This is a letter I wrote to my friend and partner for his, umm, *significant* birthday…
Remembering a dear member of OUR family
It was 15 years ago, on Friday the 13th of August. You called me and said, “We have a unique opportunity!”. So many things ran through my mind.
“Why don’t I like the sound of that?”
“If we decide we can’t keep him, then I can take him back on Monday.” I then knew what you meant. And meant to do.
He was so small and his ribs were visible even with his distended belly. He looked us in the eye, as if to claim us as his own and eagerly licked our hands, noses, and whatever we placed within reach. He didn’t go back on Monday. Or any other day for that matter.
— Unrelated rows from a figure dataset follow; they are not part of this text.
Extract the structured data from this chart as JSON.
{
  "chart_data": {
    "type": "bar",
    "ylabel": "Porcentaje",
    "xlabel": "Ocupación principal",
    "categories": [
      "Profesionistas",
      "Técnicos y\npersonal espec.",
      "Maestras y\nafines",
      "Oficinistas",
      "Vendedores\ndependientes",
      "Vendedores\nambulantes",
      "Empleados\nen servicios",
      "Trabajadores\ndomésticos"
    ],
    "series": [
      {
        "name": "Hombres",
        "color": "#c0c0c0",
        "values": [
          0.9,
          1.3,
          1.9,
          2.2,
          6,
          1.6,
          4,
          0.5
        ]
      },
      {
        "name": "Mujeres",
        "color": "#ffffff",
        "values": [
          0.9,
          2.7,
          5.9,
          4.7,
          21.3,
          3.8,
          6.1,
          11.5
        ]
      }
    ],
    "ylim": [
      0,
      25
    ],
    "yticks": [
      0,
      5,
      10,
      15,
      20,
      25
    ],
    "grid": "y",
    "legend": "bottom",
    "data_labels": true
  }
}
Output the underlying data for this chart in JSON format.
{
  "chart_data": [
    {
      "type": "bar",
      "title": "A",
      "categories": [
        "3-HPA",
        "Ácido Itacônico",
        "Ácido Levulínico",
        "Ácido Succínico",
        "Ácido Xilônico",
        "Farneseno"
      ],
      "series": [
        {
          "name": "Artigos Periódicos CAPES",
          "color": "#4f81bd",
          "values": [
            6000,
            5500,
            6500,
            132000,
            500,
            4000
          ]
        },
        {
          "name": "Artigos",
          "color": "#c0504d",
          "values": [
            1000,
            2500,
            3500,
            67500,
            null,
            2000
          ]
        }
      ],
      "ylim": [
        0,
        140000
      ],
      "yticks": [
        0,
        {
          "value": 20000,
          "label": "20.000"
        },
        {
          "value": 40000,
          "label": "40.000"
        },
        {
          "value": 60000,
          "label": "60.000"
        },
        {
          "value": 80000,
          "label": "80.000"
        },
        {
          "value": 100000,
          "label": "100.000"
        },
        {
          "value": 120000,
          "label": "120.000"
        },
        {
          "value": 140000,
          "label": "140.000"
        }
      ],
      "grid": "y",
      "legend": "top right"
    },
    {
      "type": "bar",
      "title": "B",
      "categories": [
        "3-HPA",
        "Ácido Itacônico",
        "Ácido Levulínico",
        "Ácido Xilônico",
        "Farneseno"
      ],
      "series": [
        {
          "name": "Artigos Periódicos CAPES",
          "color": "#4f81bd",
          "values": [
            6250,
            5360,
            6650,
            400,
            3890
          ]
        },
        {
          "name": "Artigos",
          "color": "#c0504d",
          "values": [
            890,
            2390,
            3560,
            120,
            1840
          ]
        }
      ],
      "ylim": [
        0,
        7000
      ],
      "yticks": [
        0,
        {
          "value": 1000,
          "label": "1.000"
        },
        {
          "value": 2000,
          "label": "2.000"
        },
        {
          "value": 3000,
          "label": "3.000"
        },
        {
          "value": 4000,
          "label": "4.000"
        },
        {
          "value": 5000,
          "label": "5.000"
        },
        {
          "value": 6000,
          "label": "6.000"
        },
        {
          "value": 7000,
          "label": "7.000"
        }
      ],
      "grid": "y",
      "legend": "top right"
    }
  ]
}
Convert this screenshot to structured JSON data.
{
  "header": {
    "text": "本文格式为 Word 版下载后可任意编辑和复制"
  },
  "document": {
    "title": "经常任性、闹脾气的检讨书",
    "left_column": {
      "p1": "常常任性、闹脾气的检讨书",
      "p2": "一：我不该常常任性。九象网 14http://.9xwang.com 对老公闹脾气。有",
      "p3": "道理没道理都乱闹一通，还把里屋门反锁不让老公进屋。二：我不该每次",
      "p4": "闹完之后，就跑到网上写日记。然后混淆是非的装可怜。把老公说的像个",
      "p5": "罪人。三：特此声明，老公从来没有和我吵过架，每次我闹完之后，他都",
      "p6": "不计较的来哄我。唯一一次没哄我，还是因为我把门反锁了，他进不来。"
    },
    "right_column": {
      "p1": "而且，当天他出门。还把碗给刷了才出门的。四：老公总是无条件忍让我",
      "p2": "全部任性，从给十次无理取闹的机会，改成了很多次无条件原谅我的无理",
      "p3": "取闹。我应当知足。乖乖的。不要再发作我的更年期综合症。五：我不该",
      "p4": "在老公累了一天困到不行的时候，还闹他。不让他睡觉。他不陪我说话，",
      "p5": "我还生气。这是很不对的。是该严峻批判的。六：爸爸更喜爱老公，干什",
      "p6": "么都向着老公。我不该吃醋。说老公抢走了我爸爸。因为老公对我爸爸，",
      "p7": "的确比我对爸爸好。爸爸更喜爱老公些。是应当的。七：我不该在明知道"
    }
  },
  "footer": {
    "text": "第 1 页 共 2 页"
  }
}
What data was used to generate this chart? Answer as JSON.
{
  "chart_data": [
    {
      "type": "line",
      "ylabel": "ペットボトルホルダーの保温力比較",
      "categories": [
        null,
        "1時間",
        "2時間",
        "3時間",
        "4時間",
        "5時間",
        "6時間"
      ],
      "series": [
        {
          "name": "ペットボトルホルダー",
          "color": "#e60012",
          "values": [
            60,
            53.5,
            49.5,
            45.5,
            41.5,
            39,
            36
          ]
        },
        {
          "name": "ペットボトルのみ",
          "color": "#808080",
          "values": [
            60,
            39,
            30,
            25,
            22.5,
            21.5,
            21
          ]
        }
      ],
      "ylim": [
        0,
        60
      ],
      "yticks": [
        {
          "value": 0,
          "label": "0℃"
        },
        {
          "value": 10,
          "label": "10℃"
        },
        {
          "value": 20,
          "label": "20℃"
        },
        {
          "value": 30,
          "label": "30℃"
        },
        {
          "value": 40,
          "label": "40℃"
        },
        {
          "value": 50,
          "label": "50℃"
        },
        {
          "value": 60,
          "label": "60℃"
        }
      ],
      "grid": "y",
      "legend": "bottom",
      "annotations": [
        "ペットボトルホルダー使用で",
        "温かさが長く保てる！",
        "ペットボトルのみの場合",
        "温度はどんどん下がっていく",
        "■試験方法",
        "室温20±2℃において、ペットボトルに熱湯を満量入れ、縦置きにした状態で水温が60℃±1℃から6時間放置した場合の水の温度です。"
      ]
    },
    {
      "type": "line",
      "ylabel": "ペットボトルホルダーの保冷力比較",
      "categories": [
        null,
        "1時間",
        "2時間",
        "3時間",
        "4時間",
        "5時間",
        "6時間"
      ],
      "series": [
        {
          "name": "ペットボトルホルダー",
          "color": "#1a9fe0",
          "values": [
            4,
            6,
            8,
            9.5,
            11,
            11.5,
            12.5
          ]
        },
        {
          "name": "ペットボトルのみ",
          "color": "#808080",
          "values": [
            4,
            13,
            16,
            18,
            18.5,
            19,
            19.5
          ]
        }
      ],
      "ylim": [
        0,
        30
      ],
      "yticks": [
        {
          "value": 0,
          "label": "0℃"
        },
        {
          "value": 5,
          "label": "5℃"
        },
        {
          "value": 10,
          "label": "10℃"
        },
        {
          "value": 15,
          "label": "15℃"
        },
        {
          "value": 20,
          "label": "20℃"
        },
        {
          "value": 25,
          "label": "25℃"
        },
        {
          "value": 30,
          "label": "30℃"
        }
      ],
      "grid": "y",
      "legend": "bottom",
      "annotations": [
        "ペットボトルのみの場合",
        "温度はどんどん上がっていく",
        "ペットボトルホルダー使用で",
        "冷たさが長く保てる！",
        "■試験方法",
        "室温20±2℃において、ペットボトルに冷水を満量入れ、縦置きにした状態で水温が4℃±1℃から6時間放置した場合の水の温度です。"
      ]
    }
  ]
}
We were two bachelors, newly partnered with each other, and still very independent individuals. We didn’t know the first thing about being a household and raising another creature. What we did know, however, was that we wanted him to be a member of our family and not just some poorly trained animal.
What followed were numerous training classes and thousands of walks with sits, downs, and stays sprinkled here and there. There were many chaotic breakfasts with a barking dog on the sidewalk, broken chew toys, and household accidents. We stood outside the front door for minutes, trapped by our desire to train an anxious dog not to bark but worried that walking back in would reward him for it. So many treats. So many poop bags. So many memories.
It took me a long time to bond to him but it took him less than a week to bond to us. That week we threw a party for over 60 attendees. We were so busy cooking and entertaining that he screamed bloody murder until Steph took care of him until he fell asleep amidst the party. After returning from a week-long trip to Hawaii with your parents, he ate until he threw up. What we learned later was that it meant he was happy we were home. His pack was home. At that time, he had lived with us for less than three weeks.
How many road trips did we take because of him? A few to Mendocino, a few to Carmel, once to Tahoe, once to Point Reyes, twice to Palm Springs, and twice to Las Vegas. We passed through Jenner, Bakersfield, Santa Barbara and Solvang. We visited with Don and Larry several times and once to Gerry and Michael’s in Guerneville. We went to Fort Funston and Chrissy Field more times than we can count. I have pictures from so many of those trips.
Every day that we weren’t traveling, we took him on at least one walk. Sometimes up to four. As a puppy, he needed to burn off a lot of energy and we took advantage of his food-motivation to train him. Remember that he would sit, stay, lie down, and stand rapidly in anticipation that we would rattle off those commands?
Remember when he could finally walk without a leash? It was on one of those walks when he ventured off the sidewalk in between two parked cars and I screamed at him at the top of my lungs. He reappeared on the sidewalk seconds later. It was the last time he did that until he lost his hearing over a decade later.
How about the time he bit you? Or when he had the runs at Tahoe? Or when he barfed in the car? Or the memorable “bidet incident(s)”? We weren’t always thrilled about his antics, but those times seem to have made our times together so much more special.
How many hours did the three of us spend together, as a family? How many times did we take him to the vet for a torn ligament, stitches, a belly ache, or shots? Remember how we would compare his vet visits to the price of meat?
“Hamburger today. It was only $5 a pound”. Or, “Wow, that was like free-range ribeye at $27 per pound!”
How often did we harass him with reindeer antlers, bells, ribbons, or the Singing Bass? How many Christmas ornaments did he break thinking they were balls to play with? He never messed with the Christmas tree after he pulled it down on top of himself. We found him skulking, scared that we were mad (but probably more scared of the tree itself).
So many memories.
Looking back, he must have thought we were hopeless cases because he knew from the very beginning, as a scrawny abandoned puppy, what took us years to figure out: that we belonged together; that we needed each other; that we were a family. In a time when we weren’t recognized as a family, he knew it, and he brought us together in a more lasting way than any document, ceremony, or liturgy could ever have done.
We were two individuals that probably would have gone our separate ways. We certainly had our differences with not a lot requiring us to stay together. But that tiny, lovable creature taught us how to be a family. He taught us how to respect each other. He taught us how to listen to each other. He taught us how to trust one another.
He is now gone, 15 years later, and we can now be recognized as a family. But it seems so formal compared to what we gained in the meantime. The bond he helped to cement hasn’t weakened in his absence. In fact, it has grown stronger because we have since learned how to build on the lessons he taught us even without his continuing presence.
He taught us so much and we will never stop missing him.